When combined, UWaterloo and the UofT* provide access to nearly 7,000 undergraduate computer science students, creating one of North America’s largest technology talent pipelines. For employers, this provides access to a large, highly skilled workforce that can support growth, innovation and long-term expansion.

CBRE’s latest Scoring Tech Talent report confirms what many already know: Waterloo and Toronto are legitimate tech powerhouses. In 2025, Waterloo ranked seventh among North America’s leading tech talent markets and retained its title as the top small market, while Toronto secured third place overall, ahead of New York City and Austin.

(*Based on 2026 enrolment data for UWaterloo and the most recent publicly available undergraduate enrolment data (2025) for the UofT.)

Waterloo vs. Northeast Corridor: Tech schools

Waterloo and New York City differ dramatically in size, but both are neck-to-neck in terms of tech talent ecosystems. The NYC metropolitan – also referred to as the Northeast Megalopolis area – is home to New York University and three Ivy League universities – Columbia, Princeton and Yale. It may surprise you to learn that UWaterloo has 2,000 more students enrolled in computer science than all of these universities put together.

Geography often influences recruitment. Just as employers in NYC draw talent from NYU and the surrounding Ivy League institutions, companies in Waterloo benefit from access to the UWaterloo talent pipeline. When the broader Toronto-Waterloo Corridor is considered, the available pool grows even further.

This comparison highlights an important distinction: while reputation and rankings remain important measures of quality, talent scale can also influence a company’s ability to recruit and grow. When it comes to hiring, you want to be in the right place with the right people. Waterloo offers both.

Waterloo vs. Silicon Valley: Talent strength

Silicon Valley, home to two top universities in the QS rankings – Stanford and UC Berkeley – is the world’s most recognized technology hub. These two institutions have approximately 3,108 undergraduate computer science students but, while they are higher rated, they just can’t compete with Waterloo’s talent resources.

Beyond size

Rankings and enrolment figures provide useful indicators of a university’s reputation and scale, but these alone do not guarantee graduates’ success in industry. What matters is an institution’s ability to consistently produce skilled talent, connect students with industry needs and help transform ideas into economic impact. This is where the University of Waterloo distinguishes itself from many of its peers.

Alongside its large computer science cohort and strong QS ranking, UWaterloo has built a reputation for experiential learning and entrepreneurship.  Through the world’s largest co-operative education program, most students graduate with 2+ years of on-the-job training, giving them the opportunity to apply classroom learning in a paid, real-world context throughout their undergraduate degree.

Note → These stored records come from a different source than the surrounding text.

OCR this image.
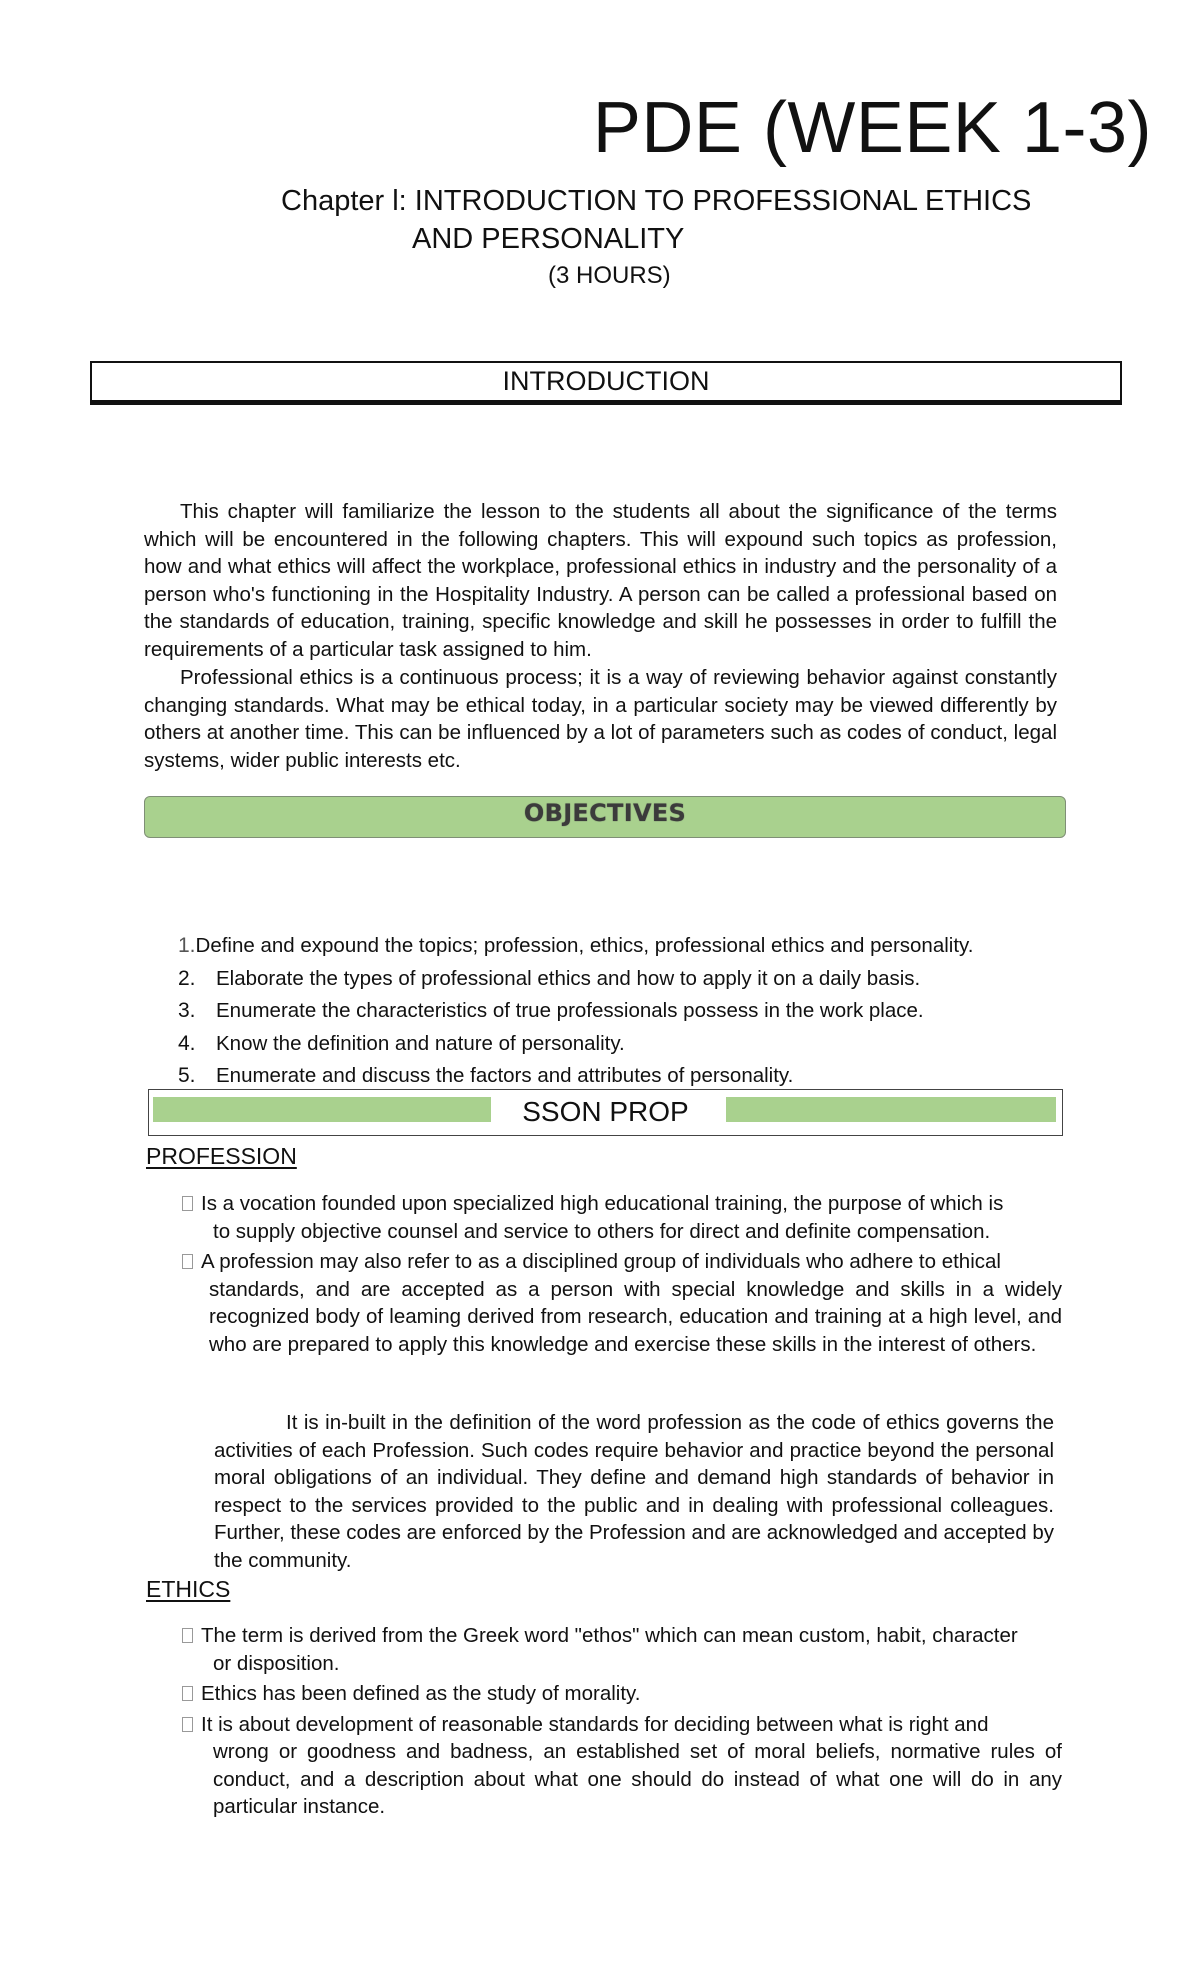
PDE (WEEK 1-3)
Chapter l: INTRODUCTION TO PROFESSIONAL ETHICS
AND PERSONALITY
(3 HOURS)
INTRODUCTION

This chapter will familiarize the lesson to the students all about the significance of the terms which will be encountered in the following chapters. This will expound such topics as profession, how and what ethics will affect the workplace, professional ethics in industry and the personality of a person who's functioning in the Hospitality Industry. A person can be called a professional based on the standards of education, training, specific knowledge and skill he possesses in order to fulfill the requirements of a particular task assigned to him.

Professional ethics is a continuous process; it is a way of reviewing behavior against constantly changing standards. What may be ethical today, in a particular society may be viewed differently by others at another time. This can be influenced by a lot of parameters such as codes of conduct, legal systems, wider public interests etc.

OBJECTIVES
1. Define and expound the topics; profession, ethics, professional ethics and personality.
2. Elaborate the types of professional ethics and how to apply it on a daily basis.
3. Enumerate the characteristics of true professionals possess in the work place.
4. Know the definition and nature of personality.
5. Enumerate and discuss the factors and attributes of personality.
SSON PROP
PROFESSION
Is a vocation founded upon specialized high educational training, the purpose of which is
to supply objective counsel and service to others for direct and definite compensation.
A profession may also refer to as a disciplined group of individuals who adhere to ethical
standards, and are accepted as a person with special knowledge and skills in a widely recognized body of leaming derived from research, education and training at a high level, and who are prepared to apply this knowledge and exercise these skills in the interest of others.
It is in-built in the definition of the word profession as the code of ethics governs the activities of each Profession. Such codes require behavior and practice beyond the personal moral obligations of an individual. They define and demand high standards of behavior in respect to the services provided to the public and in dealing with professional colleagues. Further, these codes are enforced by the Profession and are acknowledged and accepted by the community.
ETHICS
The term is derived from the Greek word "ethos" which can mean custom, habit, character
or disposition.
Ethics has been defined as the study of morality.
It is about development of reasonable standards for deciding between what is right and
wrong or goodness and badness, an established set of moral beliefs, normative rules of conduct, and a description about what one should do instead of what one will do in any particular instance.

This emphasis on practical experience is complemented by a strong culture of entrepreneurship. UWaterloo ranks #1 in Canada and #21 globally for startup founders, with 18% of Canadian founders counting themselves among its alumni. Together, these strengths help explain why Waterloo graduates are sought after not only for their technical skills but also for their ability to innovate, adapt and create new opportunities.

Best, biggest and brightest

Waterloo is among the best, biggest and brightest when it comes to tech schools in North America. It combines academic excellence with one of North America’s largest technology talent pipelines, so if you’re looking for work-ready talent with entrepreneurial spirit (and lots of it), Waterloo is the place to be.